SAN BENEDETTO DEL TRONTO – Si apre venerdì 7 ottobre la ventiduesima edizione dei Teatri Invisibili, una tre giorni dedicata al teatro indipendente proposta dal Laboratorio Teatrale Re Nudo con la collaborazione dell’assessorato alla cultura del Comune e dell’AMAT.

 La partenza è alle 20 al Teatro dell’Olmo dove in scena sarà la Compagnia Berardi Casolari con “Io provo a volare”, omaggio a Domenico Modugno interpretato da Gianfranco Berardi. Berardi, attore pugliese non vedente, e l’emiliana Gabriella Casolari danno vita nel 2008 a una propria compagnia. Pur considerando prioritario l’aspetto popolare di ogni singolo lavoro, lo stile del duo si muove fra il teatro tradizionale ed un linguaggio più innovativo.

 A seguire, alle 22 al Teatro Concordia, la compagnia Collettivo Cinetico propone “10 Miniballetti” con la regia, coreografia e la danza di Francesca Pennini, spettacolo prodotto nel circuito delle residenze artistiche di Teatro Comunale di Ferrara, AMAT, L’Arboreto Teatro Dimora di Mondaino e TIR Danza. Spettacolo sulla danza e per la danza, che consacra la Pennini nell’olimpo della coreografia italiana, “10 Miniballetti” è un’antologia di danze in bilico tra geometria e turbinio, dove l’elemento aereo è paradigma di riflessione sui confini del controllo.  Al pluripremiato Collettivo Cinetico (dal Jurislav Korenić Award, al Premio Rete Critica, alla nomination al premio UBU 2015, fino al Premio Hystrio Iceberg e MESS al BE Festival di Birmingham enteambi nel 2016) impegnato ad indagare a natura dell’evento performativo discutendone i meccanismi, collaborano oltre 50 artisti provenienti da discipline diverse.

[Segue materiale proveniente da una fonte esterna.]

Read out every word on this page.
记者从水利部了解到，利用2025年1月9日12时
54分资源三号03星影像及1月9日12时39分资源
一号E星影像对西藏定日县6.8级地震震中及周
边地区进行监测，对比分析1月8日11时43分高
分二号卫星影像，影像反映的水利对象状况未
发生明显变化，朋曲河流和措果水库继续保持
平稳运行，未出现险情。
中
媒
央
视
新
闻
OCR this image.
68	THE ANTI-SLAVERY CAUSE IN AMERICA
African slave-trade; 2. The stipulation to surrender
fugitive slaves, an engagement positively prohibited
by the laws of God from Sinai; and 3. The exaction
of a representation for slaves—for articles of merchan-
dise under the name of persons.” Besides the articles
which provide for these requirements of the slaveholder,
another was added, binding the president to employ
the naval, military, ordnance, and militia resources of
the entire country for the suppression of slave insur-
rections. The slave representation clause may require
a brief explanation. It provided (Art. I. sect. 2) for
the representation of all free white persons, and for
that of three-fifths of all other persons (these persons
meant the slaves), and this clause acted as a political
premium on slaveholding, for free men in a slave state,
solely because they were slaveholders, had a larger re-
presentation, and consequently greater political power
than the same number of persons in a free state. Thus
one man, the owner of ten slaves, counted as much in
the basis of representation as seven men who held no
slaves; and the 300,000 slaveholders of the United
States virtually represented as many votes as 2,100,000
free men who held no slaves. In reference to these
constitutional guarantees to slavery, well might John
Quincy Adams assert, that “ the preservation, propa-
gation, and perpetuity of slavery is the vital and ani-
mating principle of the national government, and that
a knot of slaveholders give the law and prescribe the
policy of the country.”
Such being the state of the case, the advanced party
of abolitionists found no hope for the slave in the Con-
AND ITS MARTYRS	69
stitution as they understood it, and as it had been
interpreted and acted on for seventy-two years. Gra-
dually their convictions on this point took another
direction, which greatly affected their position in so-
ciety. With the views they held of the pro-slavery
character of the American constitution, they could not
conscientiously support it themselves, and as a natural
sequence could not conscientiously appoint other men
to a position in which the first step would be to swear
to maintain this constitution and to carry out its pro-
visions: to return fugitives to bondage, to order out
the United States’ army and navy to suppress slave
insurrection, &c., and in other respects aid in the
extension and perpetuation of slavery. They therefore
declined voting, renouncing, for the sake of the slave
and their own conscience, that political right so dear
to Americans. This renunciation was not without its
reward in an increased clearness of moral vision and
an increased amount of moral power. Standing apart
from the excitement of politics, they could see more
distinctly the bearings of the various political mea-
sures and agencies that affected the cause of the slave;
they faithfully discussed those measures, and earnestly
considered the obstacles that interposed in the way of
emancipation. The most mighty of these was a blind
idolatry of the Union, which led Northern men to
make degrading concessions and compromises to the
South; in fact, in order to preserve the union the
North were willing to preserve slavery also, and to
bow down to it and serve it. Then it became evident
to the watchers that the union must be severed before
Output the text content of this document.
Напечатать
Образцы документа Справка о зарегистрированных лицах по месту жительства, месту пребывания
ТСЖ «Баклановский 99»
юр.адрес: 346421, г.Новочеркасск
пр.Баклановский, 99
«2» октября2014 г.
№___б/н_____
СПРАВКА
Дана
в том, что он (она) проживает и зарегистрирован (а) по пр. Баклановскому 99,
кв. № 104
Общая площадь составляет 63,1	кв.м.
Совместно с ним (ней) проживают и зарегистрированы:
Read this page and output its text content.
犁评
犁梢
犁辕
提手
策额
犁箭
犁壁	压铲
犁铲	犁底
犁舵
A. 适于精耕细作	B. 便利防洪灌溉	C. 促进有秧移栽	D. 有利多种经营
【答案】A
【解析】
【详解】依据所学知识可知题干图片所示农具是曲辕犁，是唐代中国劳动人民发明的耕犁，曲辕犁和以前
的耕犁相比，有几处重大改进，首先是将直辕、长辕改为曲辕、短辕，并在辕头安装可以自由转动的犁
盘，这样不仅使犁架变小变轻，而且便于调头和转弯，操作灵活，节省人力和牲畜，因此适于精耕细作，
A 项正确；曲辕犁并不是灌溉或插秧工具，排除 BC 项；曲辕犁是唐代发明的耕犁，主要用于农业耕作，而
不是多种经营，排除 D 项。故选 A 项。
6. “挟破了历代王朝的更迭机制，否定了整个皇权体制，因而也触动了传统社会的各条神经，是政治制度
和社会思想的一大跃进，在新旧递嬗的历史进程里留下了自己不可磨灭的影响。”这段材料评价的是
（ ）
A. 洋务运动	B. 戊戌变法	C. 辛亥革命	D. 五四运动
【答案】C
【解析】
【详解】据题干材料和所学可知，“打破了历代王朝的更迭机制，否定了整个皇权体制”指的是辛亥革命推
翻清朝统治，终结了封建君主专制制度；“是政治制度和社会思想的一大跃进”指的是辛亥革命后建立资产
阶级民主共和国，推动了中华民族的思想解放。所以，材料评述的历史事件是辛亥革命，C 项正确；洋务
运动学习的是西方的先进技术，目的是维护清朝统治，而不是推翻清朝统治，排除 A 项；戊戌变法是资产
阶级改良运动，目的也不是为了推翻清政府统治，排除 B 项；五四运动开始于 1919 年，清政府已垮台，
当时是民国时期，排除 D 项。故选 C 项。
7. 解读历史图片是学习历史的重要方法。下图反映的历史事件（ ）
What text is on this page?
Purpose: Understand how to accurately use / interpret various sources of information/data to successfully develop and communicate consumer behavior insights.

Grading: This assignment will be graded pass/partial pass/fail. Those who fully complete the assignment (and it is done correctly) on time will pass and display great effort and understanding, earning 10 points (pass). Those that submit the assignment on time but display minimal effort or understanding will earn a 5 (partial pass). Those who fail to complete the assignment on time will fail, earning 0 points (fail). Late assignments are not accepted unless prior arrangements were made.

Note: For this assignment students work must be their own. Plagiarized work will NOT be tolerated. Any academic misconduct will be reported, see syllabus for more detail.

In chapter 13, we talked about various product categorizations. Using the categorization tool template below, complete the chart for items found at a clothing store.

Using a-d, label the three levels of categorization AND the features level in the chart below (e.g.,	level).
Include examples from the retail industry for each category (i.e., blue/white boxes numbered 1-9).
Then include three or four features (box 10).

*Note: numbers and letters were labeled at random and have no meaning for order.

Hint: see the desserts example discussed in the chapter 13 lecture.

 La rassegna prosegue sabato 8 alle 20 al Teatro dell’Olmo con “Scarabocchi” della maceratese Teatro Rebis per la regia di Andrea Fazzini. Alle 22 ilTeatro Concordia ospita invece Teatro Sotterraneo in “Il giro del mondo in 80 giorni”, story-game teatrale con Jules Verne: gioco interattivo col pubblico in cui quiz e test trasformano il testo di Verne in un ipertesto fatto di rimandi e collegamenti che ricollocano il giro del mondo ai giorni nostri.

 Il festival si conclude domenica 9 alle 21 al Teatro dell’Olmo con “Frontiere” proposto dal Laboratorio Teatrale Re Nudo, percorso a forma di recital fra i testi di Sereni, Magris, De Signoribus, De Luca, Sciascia, Leogrande, ‘Ngana, Szymborska con la voce di Piergiorgio Cinì e la fisarmonica di Sergio Capoferri.

 Fa da appendice al ventiduesimo incontro, da venerdì 14 a domenica 16 ottobre, il laboratorio di espressione corporea che ha per tema le “Frontiere” condotto dalla coreografa torinese Paola Chiama.

Informazioni e prenotazioni: Laboratorio Teatrale Re Nudo tel 347/7555404 e 340/6490905 teatriinvisibili@libero.it e AMAT 071/2072439amatmarche.net

Biglietto per gli spettacoli al Teatro dell’Olmo 8 euro, per quelli al Teatro Concordia 10 euro, biglietto valido per i due spettacoli della stessa sera (Olmo, Concordia) 15 euro, in vendita presso i luoghi di rappresentazione (per gli spettacoli al Teatro dell’Olmo si consiglia la prenotazione.